JOHANNESBURG, Feb 19 2010 (IPS) - Support for regional trade is one of the cornerstones of the Southern African Development Community (SADC). But the focus has been on large scale trade in goods and services, ignoring one important group trading throughout the region.

Informal traders in the SADC region sell a wide range of goods: wood and stone carvings, clothes, furniture, electrical goods and doilies. Credit:  Ntandoyenkosi Ncube/IPS

Informal traders in the SADC region sell a wide range of goods: wood and stone carvings, clothes, furniture, electrical goods and doilies.

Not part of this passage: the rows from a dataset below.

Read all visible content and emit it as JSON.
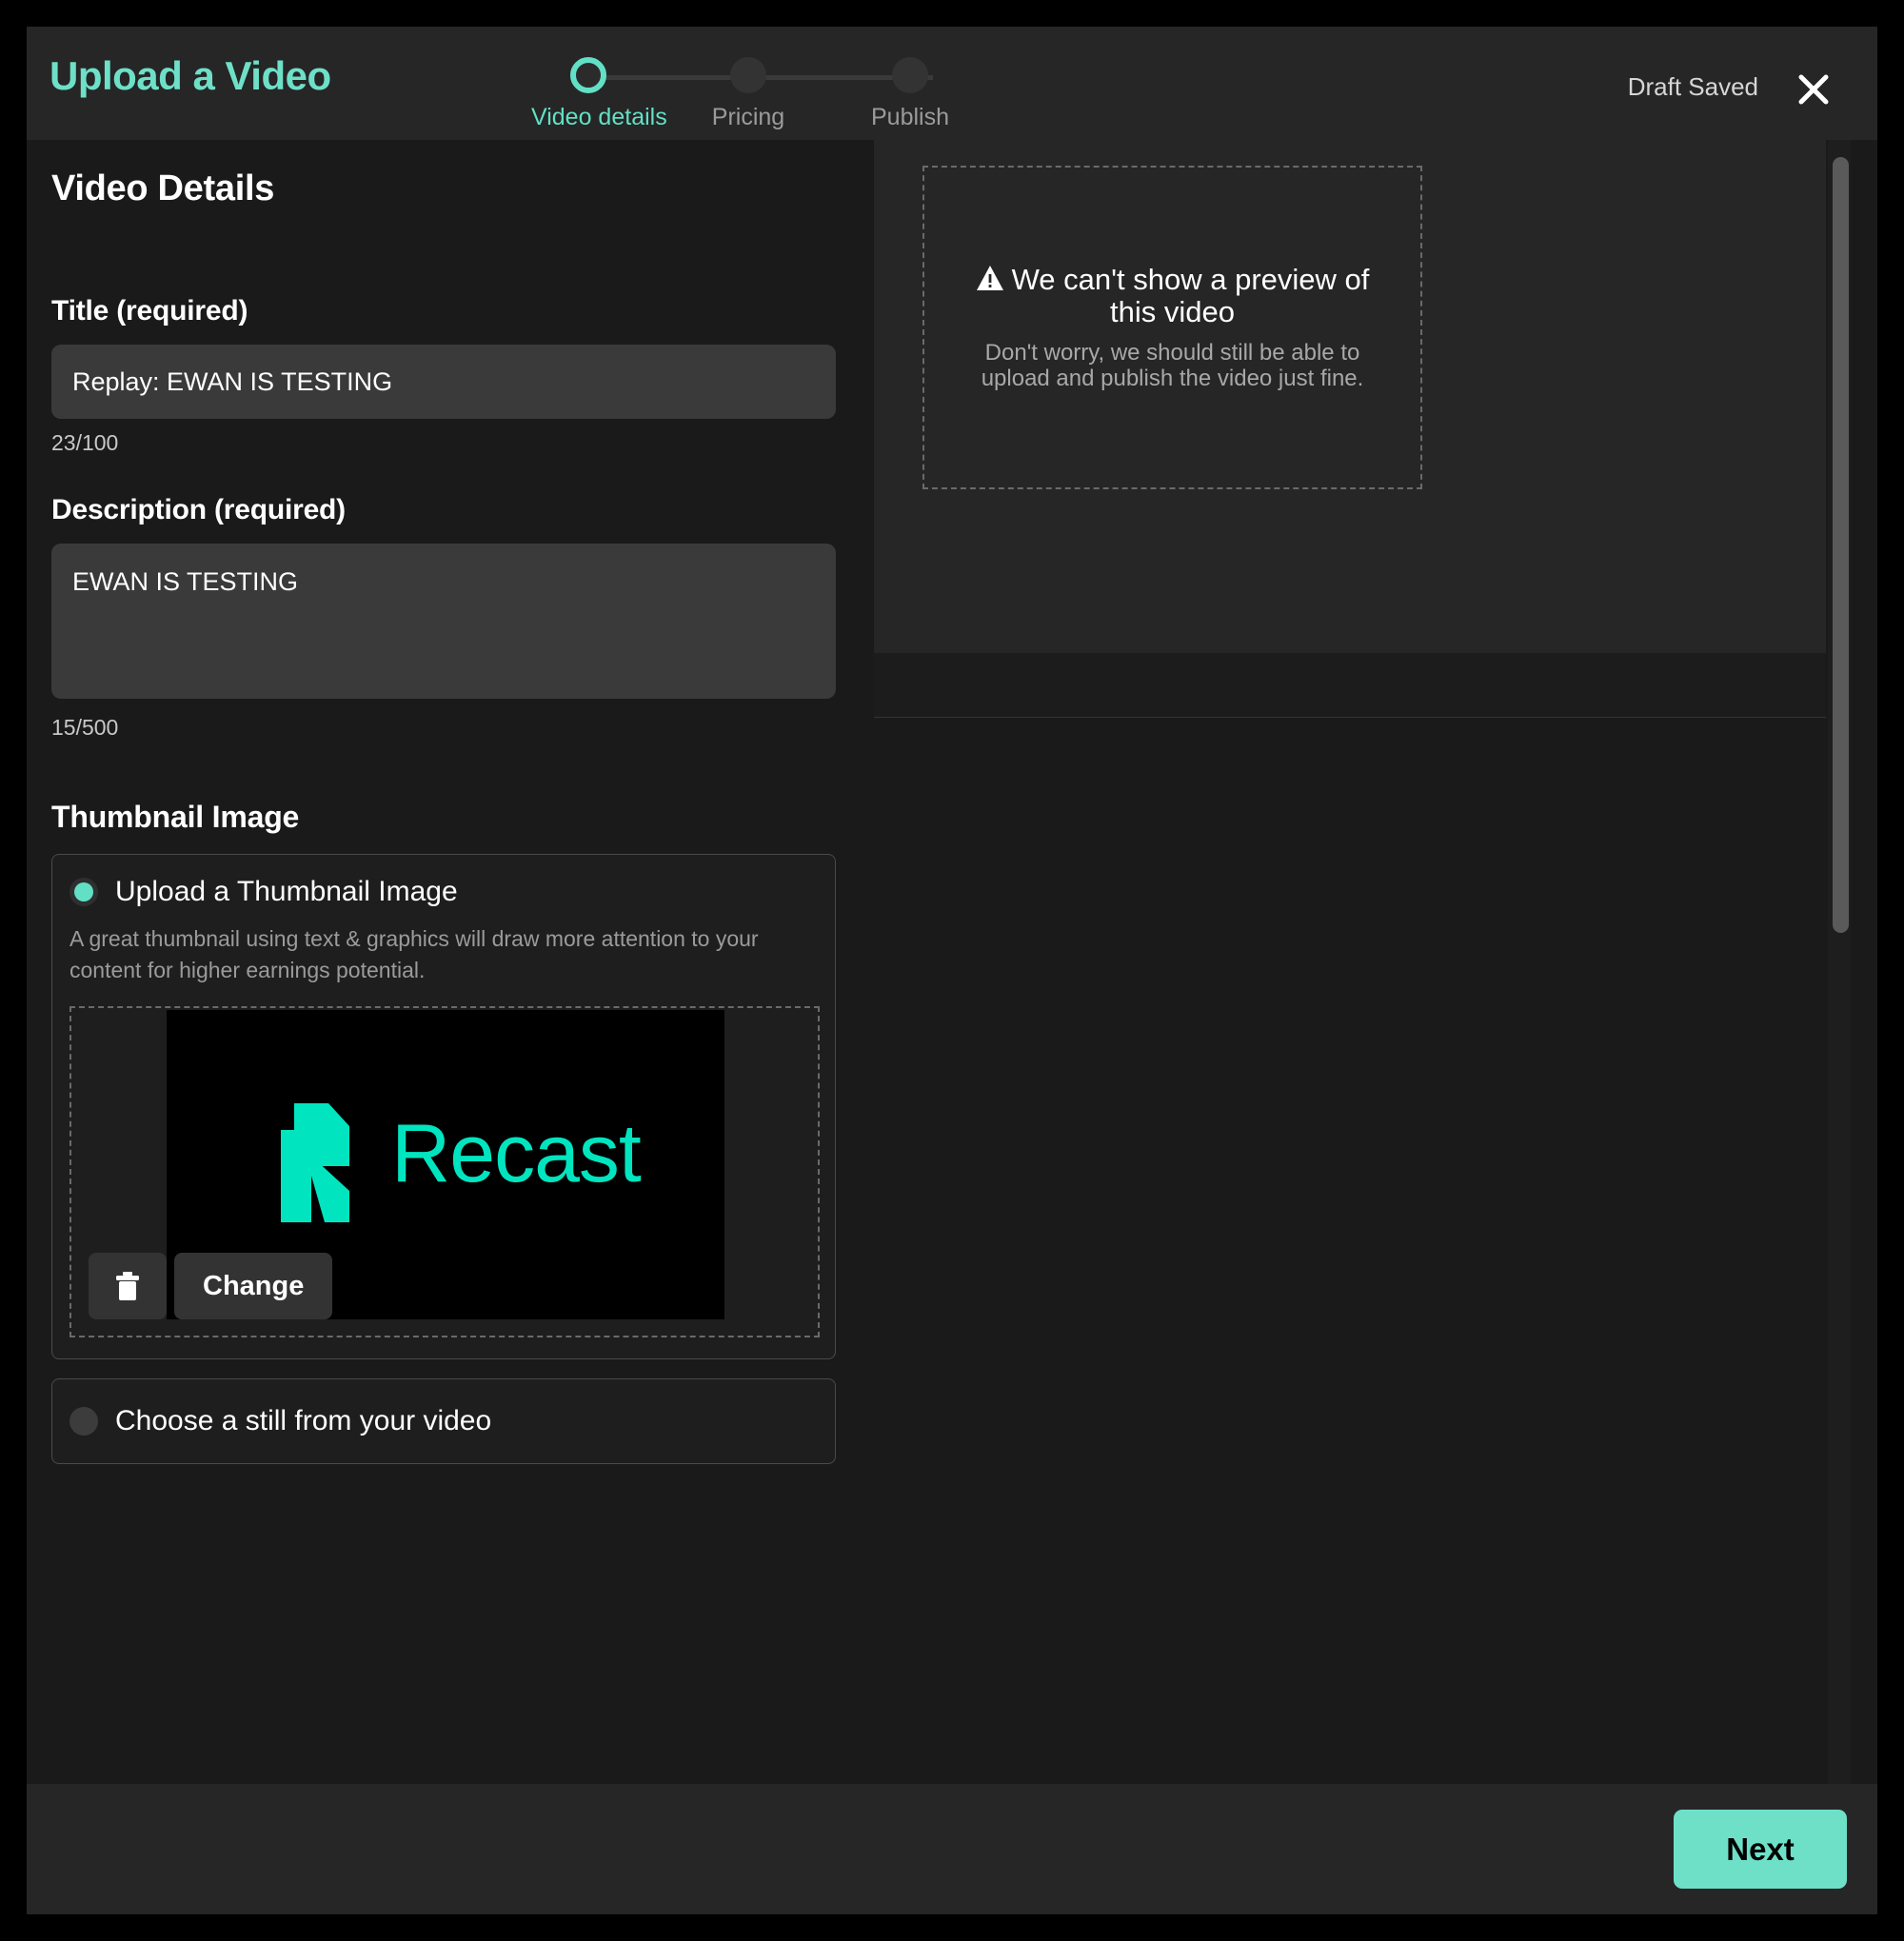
{
  "header": {
    "title": "Upload a Video",
    "draft_status": "Draft Saved",
    "close_icon": "close-icon",
    "steps": [
      {
        "label": "Video details",
        "state": "active"
      },
      {
        "label": "Pricing",
        "state": "inactive"
      },
      {
        "label": "Publish",
        "state": "inactive"
      }
    ]
  },
  "main": {
    "page_title": "Video Details",
    "title_field": {
      "label": "Title (required)",
      "value": "Replay: EWAN IS TESTING",
      "placeholder": "Title",
      "char_count": "23/100"
    },
    "description_field": {
      "label": "Description (required)",
      "value": "EWAN IS TESTING",
      "placeholder": "Description",
      "char_count": "15/500"
    },
    "thumbnail": {
      "heading": "Thumbnail Image",
      "option_upload": {
        "label": "Upload a Thumbnail Image",
        "help": "A great thumbnail using text & graphics will draw more attention to your content for higher earnings potential.",
        "selected": true
      },
      "option_still": {
        "label": "Choose a still from your video",
        "selected": false
      },
      "image_brand_text": "Recast",
      "delete_icon": "trash-icon",
      "change_label": "Change"
    }
  },
  "preview": {
    "warning_icon": "warning-triangle-icon",
    "warning_title": "We can't show a preview of this video",
    "warning_subtitle": "Don't worry, we should still be able to upload and publish the video just fine."
  },
  "footer": {
    "next_label": "Next"
  },
  "colors": {
    "accent": "#6ee0c8",
    "brand_logo": "#00e5c0",
    "header_bg": "#262626",
    "body_bg": "#1a1a1a",
    "input_bg": "#3a3a3a"
  }
}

Credit: Ntandoyenkosi Ncube/IPS

Cross-border traders, many of them women, have been contributing to the development of their nations and families, even before the establishment of the regional body.

According to a 2004 United Nations World Food Programme report, informal cross border trade played a significant role in averting widespread food insecurity during the 2002/03 drought that devastated the region.

And a United Nations Development Fund for Women (UNIFEM) report, ‘Women in Informal Cross Border Trade in Southern Africa,’ says the average value contribution of informal cross border trade in the SADC region is 17.6 billion U.S. dollars per year, accounting for 30-40 percent of intra-SADC Trade.

The UNIFEM report was released at a workshop for Women Informal Cross Border Traders held from 8th to 11th February.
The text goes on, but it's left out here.